Pressure behavior of multi-stage fractured horizontal well in a laterally non-uniform reservoir

Abstract

Formation heterogeneity is very common in practice, where the reservoir usually consists of several regions with dissimilar properties separated by discontinuities. Because of the effect of the heterogeneity, there are few literatures studying the pressure response of multi-stage fractured horizontal (MSFH) wells in a laterally non-uniform reservoir. In this work, considering the linearity of the governing equations for describing fluid flows, the Laplace-domain point-source solution for three-region linear composite reservoirs is derived, based on which seepage model for an MSFH well in a laterally non-uniform reservoir is established. Fracture discrete scheme and Stehfest algorithm are used to solve the established model for an MSFH well.
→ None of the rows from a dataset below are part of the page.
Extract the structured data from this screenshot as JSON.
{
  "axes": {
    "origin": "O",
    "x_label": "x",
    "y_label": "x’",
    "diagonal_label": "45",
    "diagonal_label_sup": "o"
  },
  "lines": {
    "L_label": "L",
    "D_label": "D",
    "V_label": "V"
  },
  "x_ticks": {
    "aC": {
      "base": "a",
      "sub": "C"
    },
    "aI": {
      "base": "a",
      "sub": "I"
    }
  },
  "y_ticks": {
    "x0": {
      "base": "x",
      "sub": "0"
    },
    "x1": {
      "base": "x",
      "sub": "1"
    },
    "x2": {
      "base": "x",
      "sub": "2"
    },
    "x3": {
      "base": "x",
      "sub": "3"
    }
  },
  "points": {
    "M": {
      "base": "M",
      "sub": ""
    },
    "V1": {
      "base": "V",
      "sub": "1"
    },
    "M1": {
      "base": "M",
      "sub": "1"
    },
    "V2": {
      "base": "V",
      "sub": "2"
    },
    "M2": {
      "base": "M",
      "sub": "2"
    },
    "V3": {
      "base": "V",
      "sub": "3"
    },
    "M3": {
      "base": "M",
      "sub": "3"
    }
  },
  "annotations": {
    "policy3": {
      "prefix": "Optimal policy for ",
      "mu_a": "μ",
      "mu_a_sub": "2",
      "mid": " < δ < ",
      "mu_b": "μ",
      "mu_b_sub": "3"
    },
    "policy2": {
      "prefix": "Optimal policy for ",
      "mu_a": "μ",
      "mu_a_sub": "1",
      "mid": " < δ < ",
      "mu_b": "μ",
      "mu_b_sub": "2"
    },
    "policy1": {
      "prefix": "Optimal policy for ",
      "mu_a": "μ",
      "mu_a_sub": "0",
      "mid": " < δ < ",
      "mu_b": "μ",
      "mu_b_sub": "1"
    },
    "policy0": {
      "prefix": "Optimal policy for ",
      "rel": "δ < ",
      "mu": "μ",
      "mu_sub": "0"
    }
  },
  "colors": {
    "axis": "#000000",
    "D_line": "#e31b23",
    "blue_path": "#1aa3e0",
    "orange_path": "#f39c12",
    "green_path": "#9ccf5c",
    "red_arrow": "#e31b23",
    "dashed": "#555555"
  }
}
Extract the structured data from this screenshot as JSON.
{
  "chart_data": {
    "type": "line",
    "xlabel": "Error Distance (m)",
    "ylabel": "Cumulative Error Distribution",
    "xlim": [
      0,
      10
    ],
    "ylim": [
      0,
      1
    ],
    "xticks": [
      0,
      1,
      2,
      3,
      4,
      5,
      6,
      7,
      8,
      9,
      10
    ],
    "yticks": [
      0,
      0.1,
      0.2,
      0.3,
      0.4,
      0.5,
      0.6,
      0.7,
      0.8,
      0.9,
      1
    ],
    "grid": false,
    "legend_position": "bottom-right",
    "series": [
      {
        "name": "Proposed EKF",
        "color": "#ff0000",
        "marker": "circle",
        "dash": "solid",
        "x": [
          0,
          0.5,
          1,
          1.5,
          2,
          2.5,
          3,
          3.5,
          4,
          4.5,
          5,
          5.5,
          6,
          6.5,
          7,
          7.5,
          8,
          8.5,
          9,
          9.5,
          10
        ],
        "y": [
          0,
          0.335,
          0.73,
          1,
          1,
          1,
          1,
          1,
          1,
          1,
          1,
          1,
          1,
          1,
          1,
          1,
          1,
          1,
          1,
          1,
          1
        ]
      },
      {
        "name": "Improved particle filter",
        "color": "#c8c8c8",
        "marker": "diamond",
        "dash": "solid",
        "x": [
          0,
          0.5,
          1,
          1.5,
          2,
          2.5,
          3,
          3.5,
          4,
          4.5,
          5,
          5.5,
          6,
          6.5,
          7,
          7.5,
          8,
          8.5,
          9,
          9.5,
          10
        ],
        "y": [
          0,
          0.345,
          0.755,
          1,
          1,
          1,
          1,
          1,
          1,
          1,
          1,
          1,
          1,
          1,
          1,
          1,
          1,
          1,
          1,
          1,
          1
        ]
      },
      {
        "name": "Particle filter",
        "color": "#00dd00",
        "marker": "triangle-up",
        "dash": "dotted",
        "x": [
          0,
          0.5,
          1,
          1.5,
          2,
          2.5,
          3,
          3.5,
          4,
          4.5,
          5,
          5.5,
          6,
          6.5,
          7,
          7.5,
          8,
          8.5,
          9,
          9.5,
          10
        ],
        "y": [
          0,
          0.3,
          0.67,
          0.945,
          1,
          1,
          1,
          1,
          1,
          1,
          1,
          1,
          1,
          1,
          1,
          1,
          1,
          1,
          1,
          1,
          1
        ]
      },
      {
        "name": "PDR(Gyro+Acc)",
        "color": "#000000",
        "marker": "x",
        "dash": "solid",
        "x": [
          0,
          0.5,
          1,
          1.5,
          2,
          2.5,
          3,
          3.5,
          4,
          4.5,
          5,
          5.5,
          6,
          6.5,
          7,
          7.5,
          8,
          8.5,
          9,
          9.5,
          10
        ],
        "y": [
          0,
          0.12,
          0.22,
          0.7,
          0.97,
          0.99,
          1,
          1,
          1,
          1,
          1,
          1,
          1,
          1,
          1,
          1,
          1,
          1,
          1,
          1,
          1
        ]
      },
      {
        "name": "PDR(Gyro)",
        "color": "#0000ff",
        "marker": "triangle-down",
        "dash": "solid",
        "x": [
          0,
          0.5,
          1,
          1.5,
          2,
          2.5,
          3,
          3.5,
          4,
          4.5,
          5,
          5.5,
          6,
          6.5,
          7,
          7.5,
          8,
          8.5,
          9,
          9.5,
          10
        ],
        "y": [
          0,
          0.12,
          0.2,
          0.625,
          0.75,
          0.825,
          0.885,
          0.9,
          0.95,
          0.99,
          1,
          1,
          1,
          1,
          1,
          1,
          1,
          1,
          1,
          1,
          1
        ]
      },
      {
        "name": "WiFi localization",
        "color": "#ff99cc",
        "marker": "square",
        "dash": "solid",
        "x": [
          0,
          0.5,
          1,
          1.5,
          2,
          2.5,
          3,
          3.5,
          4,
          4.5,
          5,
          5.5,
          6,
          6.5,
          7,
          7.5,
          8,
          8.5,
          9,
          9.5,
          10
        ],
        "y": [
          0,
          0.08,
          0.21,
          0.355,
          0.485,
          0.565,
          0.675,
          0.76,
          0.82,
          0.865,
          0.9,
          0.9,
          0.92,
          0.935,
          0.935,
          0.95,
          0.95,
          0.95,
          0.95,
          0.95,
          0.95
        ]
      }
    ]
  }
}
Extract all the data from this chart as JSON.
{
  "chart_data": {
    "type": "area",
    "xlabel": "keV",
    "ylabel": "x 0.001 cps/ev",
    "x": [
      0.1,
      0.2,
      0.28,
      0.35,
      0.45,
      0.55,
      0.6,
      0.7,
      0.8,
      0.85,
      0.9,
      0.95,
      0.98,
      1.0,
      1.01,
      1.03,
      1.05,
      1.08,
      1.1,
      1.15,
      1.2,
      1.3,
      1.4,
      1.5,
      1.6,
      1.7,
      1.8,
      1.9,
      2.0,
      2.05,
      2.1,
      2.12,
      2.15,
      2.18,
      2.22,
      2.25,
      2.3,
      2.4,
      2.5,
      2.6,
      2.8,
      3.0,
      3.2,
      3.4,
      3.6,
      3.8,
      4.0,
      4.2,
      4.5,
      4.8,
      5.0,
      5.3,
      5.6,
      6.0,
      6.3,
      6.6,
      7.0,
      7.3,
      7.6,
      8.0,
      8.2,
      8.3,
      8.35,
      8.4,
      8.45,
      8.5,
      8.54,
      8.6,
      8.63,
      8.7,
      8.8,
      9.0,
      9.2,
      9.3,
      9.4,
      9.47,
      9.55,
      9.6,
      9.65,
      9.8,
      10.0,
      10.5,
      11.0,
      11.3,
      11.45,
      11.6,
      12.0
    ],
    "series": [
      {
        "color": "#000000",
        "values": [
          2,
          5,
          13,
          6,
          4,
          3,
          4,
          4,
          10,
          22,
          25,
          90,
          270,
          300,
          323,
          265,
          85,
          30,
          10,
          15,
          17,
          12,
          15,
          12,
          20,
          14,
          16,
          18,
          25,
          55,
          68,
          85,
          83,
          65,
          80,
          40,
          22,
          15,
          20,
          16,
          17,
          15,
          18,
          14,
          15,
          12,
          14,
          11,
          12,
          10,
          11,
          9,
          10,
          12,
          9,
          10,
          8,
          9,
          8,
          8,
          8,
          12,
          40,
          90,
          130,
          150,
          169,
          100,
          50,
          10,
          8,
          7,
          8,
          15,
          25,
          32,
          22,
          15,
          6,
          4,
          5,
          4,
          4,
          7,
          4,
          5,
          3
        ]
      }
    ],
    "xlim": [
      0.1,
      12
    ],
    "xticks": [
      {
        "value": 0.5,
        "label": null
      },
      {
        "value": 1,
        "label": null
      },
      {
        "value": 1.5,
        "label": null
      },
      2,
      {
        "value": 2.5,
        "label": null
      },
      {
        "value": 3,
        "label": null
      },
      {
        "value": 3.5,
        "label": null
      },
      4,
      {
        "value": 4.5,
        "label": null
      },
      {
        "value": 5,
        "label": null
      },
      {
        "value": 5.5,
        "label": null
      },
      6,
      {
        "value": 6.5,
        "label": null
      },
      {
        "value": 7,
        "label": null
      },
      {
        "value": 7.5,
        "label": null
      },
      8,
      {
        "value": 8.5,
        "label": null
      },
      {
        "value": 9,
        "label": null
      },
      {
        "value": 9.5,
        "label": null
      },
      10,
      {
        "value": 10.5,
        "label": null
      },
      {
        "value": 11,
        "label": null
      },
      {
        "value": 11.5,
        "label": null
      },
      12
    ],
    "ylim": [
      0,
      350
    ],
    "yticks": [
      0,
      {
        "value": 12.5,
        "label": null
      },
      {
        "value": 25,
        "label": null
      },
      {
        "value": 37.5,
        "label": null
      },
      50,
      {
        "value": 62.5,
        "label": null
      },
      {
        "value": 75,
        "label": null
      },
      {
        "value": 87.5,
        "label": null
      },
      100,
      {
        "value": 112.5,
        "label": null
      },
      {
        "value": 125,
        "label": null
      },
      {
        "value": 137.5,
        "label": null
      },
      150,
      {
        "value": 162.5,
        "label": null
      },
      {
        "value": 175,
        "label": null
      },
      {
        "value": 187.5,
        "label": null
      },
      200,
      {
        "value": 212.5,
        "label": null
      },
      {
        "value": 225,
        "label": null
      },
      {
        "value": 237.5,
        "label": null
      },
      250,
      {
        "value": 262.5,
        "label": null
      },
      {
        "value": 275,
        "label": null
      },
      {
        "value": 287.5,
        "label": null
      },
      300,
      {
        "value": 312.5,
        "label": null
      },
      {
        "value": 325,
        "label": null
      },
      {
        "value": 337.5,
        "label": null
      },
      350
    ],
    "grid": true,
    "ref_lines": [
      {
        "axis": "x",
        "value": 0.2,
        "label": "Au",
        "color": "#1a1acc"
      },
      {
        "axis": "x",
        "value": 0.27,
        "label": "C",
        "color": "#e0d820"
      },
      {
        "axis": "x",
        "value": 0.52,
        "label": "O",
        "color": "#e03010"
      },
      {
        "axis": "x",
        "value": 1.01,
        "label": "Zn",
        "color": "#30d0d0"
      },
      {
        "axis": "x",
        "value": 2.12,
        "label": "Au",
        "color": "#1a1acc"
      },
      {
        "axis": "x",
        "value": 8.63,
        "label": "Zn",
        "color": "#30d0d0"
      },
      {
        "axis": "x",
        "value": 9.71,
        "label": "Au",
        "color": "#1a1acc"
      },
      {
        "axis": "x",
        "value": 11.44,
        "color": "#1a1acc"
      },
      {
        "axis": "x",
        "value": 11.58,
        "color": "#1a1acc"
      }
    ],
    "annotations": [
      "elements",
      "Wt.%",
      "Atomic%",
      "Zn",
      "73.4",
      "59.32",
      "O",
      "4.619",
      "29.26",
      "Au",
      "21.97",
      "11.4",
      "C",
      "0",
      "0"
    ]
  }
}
The validation of the proposed model is conducted by comparing with the simplified semi-analytical models in literatures and the commercial numerical simulator, which shows that our results match well with both analytical results and numerical results. Pressure behavior of an MSFH well in laterally non-uniform reservoirs is analyzed thoroughly based on the proposed model. It is found that the pressure behavior is significantly influenced by formation heterogeneity, well location, and well properties. The study provides a point-source function method for calculating pressure solutions of MSFH wells in three-region linear composite reservoirs, which can be easily extended to other complex well types besides MSFH wells, such as MSFH wells with stimulated reservoir volume, and fractured vertical wells with multiple fracture wings.